Many consumers voluntarily buy more than one type of insurance from the same company so they can get a discount on premiums.
But what if an insurer wouldn't sell you a homeowner's policy unless you also purchased auto insurance from it, too?
Some insurers are doing just that.
The Fayetteville Observer reported early this year that Allstate was canceling the homeowner's policies of nearly 46,000 North Carolina customers because they didn't buy auto insurance from the company, while N.C. Farm Bureau Mutual Insurance was taking similar steps with about 28,000 policyholders.
Another report, in Online Auto Insurance News, revealed that Allstate wasn't renewing about 4,000 homeowners' policies in Arkansas unless those customers also bought auto insurance with the company.
Sometimes called "forced bundling," the practice requires consumers to buy a product or service they don't want in order to get something they do want. It's not new. Consumers for years have complained about such bundling among phone service providers and by cable companies that package unpopular channels with must-see TV.
But now this take-it-or-leave-it bundling is coming to insurance. Maryland is weighing legislation that would ban the practice before it becomes commonplace here.
"We need to insure that consumers have a choice," says Peter Killough, the people's insurance counsel, a consumer advocate within the Maryland attorney general's office. "It's one thing to buy a product and they give you a discount. It's another thing to say, 'If you don't buy our product … you can't have anything from us.'"
Maryland's bill, sponsored by Dels. Tom Hucker of Montgomery County and Mary Ann Love of Anne Arundel County, would prevent an insurer from denying or canceling homeowner's or renter's insurance because the customer doesn't also have auto insurance with the company. Likewise, the insurer wouldn't be able to deny auto coverage to customers who don't buy a homeowner's or renter's policy with the carrier.
Insurers would still be able to offer discounts to customers who voluntarily buy multiple policies from the same company.
It's unclear how much forced bundling goes on in Maryland.
Angie Segal, a business coach from Silver Spring, says it happened to her a few years ago. Another insurer offered auto insurance for half the price she was paying with Allstate. Segal, a long-time Allstate customer, asked her insurer for a rate reduction, adding that without one she would switch to the other company.
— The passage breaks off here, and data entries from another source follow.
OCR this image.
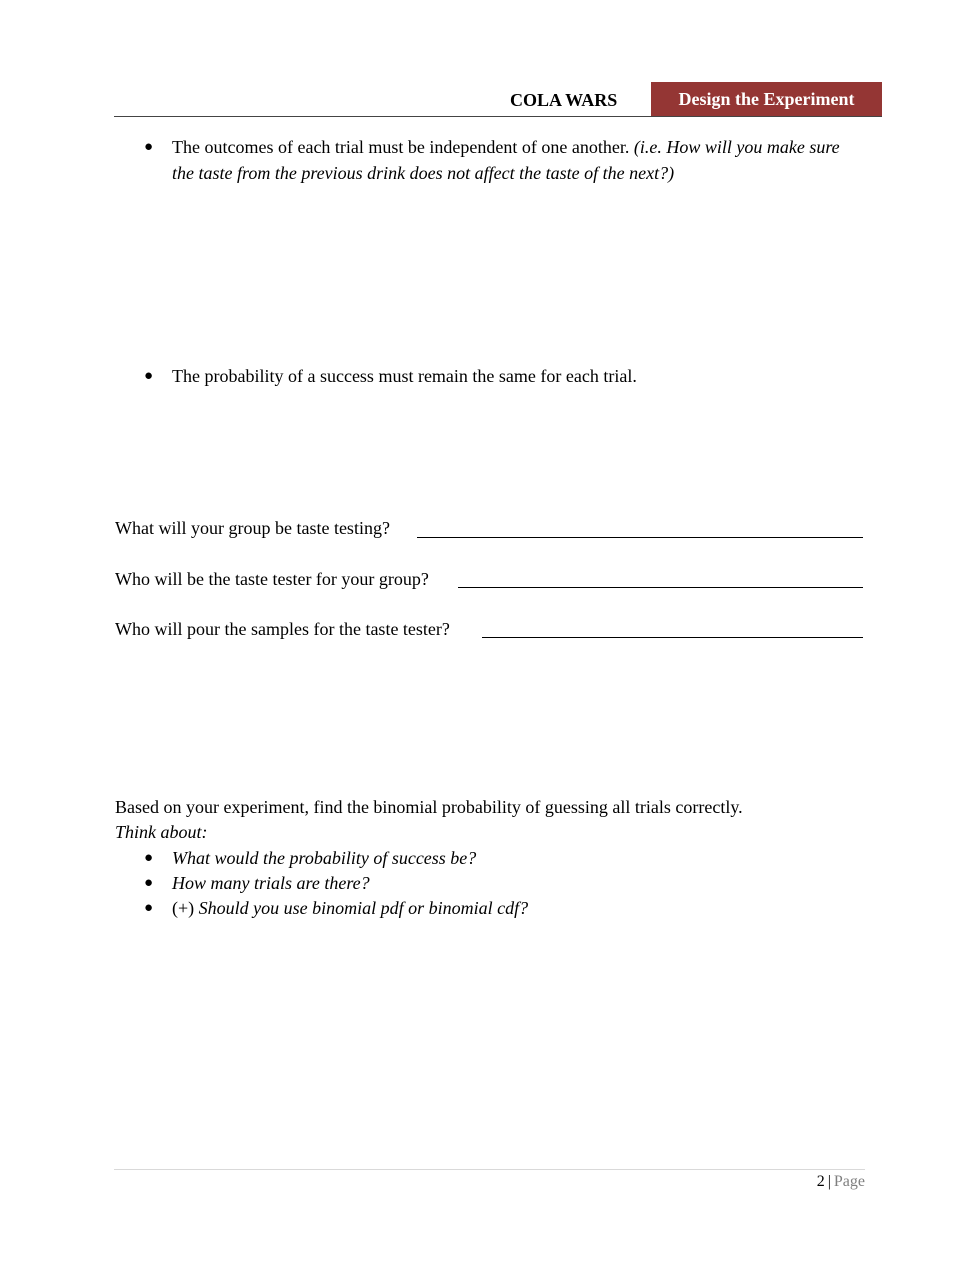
COLA WARS	Design the Experiment
● The outcomes of each trial must be independent of one another. (i.e. How will you make sure the taste from the previous drink does not affect the taste of the next?)
● The probability of a success must remain the same for each trial.
What will your group be taste testing?
Who will be the taste tester for your group?
Who will pour the samples for the taste tester?
Based on your experiment, find the binomial probability of guessing all trials correctly.
Think about:
● What would the probability of success be?
● How many trials are there?
● (+) Should you use binomial pdf or binomial cdf?
2 | Page
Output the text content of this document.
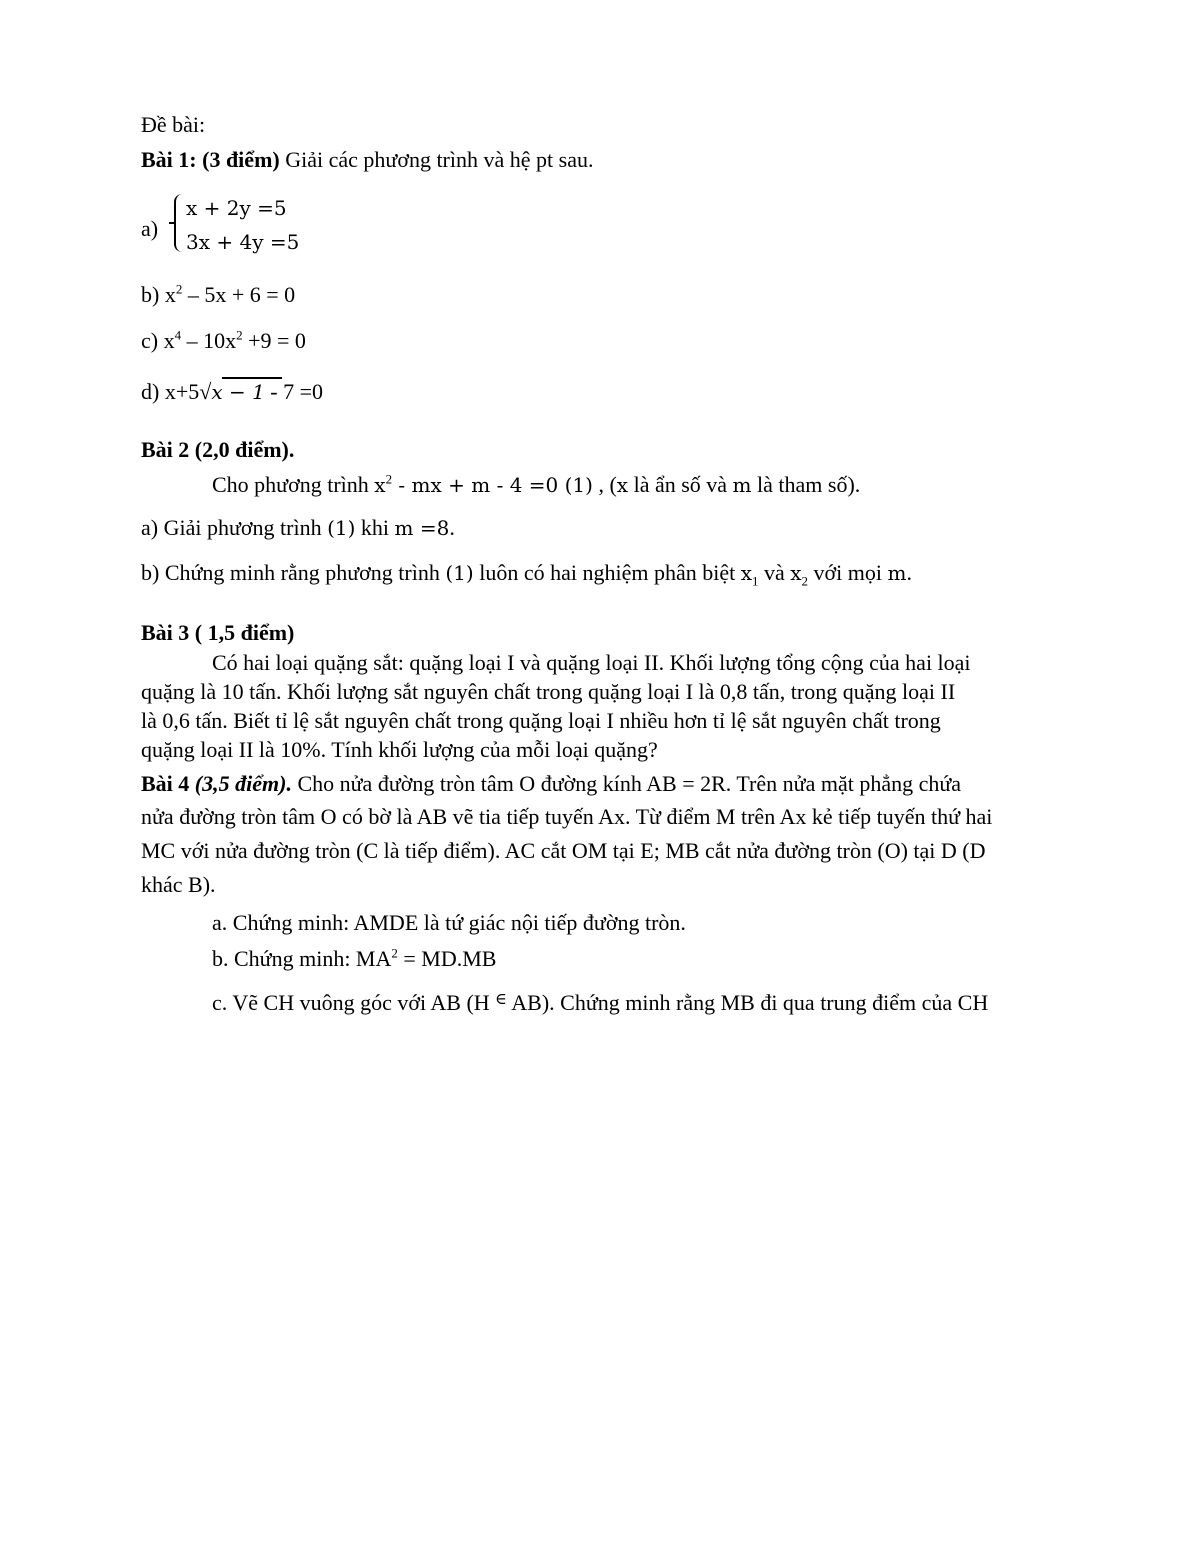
Đề bài:
Bài 1: (3 điểm) Giải các phương trình và hệ pt sau.
a)
x + 2y =5
3x + 4y =5
b) $x^2 - 5x + 6 = 0$
c) $x^4 - 10x^2 +9 = 0$
d) x+5√x − 1 - 7 =0
Bài 2 (2,0 điểm).
Cho phương trình $x^2$ - mx + m - 4 =0 (1) , (x là ẩn số và m là tham số).
a) Giải phương trình (1) khi m =8.
b) Chứng minh rằng phương trình (1) luôn có hai nghiệm phân biệt $x_1$ và $x_2$ với mọi m.
Bài 3 ( 1,5 điểm)
Có hai loại quặng sắt: quặng loại I và quặng loại II. Khối lượng tổng cộng của hai loại
quặng là 10 tấn. Khối lượng sắt nguyên chất trong quặng loại I là 0,8 tấn, trong quặng loại II
là 0,6 tấn. Biết tỉ lệ sắt nguyên chất trong quặng loại I nhiều hơn tỉ lệ sắt nguyên chất trong
quặng loại II là 10%. Tính khối lượng của mỗi loại quặng?
Bài 4 (3,5 điểm). Cho nửa đường tròn tâm O đường kính AB = 2R. Trên nửa mặt phẳng chứa
nửa đường tròn tâm O có bờ là AB vẽ tia tiếp tuyến Ax. Từ điểm M trên Ax kẻ tiếp tuyến thứ hai
MC với nửa đường tròn (C là tiếp điểm). AC cắt OM tại E; MB cắt nửa đường tròn (O) tại D (D
khác B).
a. Chứng minh: AMDE là tứ giác nội tiếp đường tròn.
b. Chứng minh: $MA^2 = MD.MB$
c. Vẽ CH vuông góc với AB (H ∈ AB). Chứng minh rằng MB đi qua trung điểm của CH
She says Allstate told her that she had made a claim on her homeowner's insurance in the previous year, and that if she canceled her auto policy she also would lose coverage on her home.
"I didn't want to go find homeowner's insurance if they would drop me," she says. Allstate raised her deductible, which lowered her premium, but the price was still more than what the other insurer offered, she says.
"I really did feel threatened by Allstate," she says. "It didn't seem fair to me. All I was doing was looking for good rates."
Allstate did not respond to requests for comment.
Insurers notify the Maryland Insurance Administration when they plan to change the terms of who is eligible for coverage.
The agency has identified at least one filing last month from an insurer — Florida-based Merastar Insurance Co. — that would require consumers to buy auto and homeowner's policies if they want coverage, says Vivian Laxton, director of public affairs. The filing is under review, she says.
Laxton adds that the agency, which supports the Maryland legislation, hasn't received consumer complaints about mandated bundling. But the agency has heard from about a dozen consumers complaining of raised deductibles that can be lowered if customers buy multiple lines of insurance from the same carrier, she says.
Steven Weisbart, senior vice president and chief economist with the Insurance Information Institute, says such bundling isn't "forced" because consumers have a choice.
"You can walk. You're free to go," Weisbart says. "The market is and remains highly competitive."
Insurance providers that require bundling do so as a marketing strategy to build stronger ties to customers, Weisbart says.
"The more contact, the more relationships you have with a provider, the more likely you are to stay with that provider, to feel good about being with that provider," he says.
But Allstate dropped tens of thousands of customers in North Carolina. Surely, that's not good for business?
"It's possible to be too successful," says Weisbart, adding that some insurers want to reduce their exposure in certain areas. If a company sells all the homeowner policies in a region that's then hit by a disaster, the company could be devastated.
"Many of them truly are assessing whether they are too concentrated" and need to spread their risk, he says.
Bundling isn't bad — if it's voluntary. In fact, you can usually save 10 percent or 15 percent off your annual premiums by getting auto and homeowner's policies from the same place.
But mandated bundling isn't good for the consumer who wants to shop among insurers for the best deal on different policies. Legislators here should pass the bill so Marylanders can maintain their right to choose.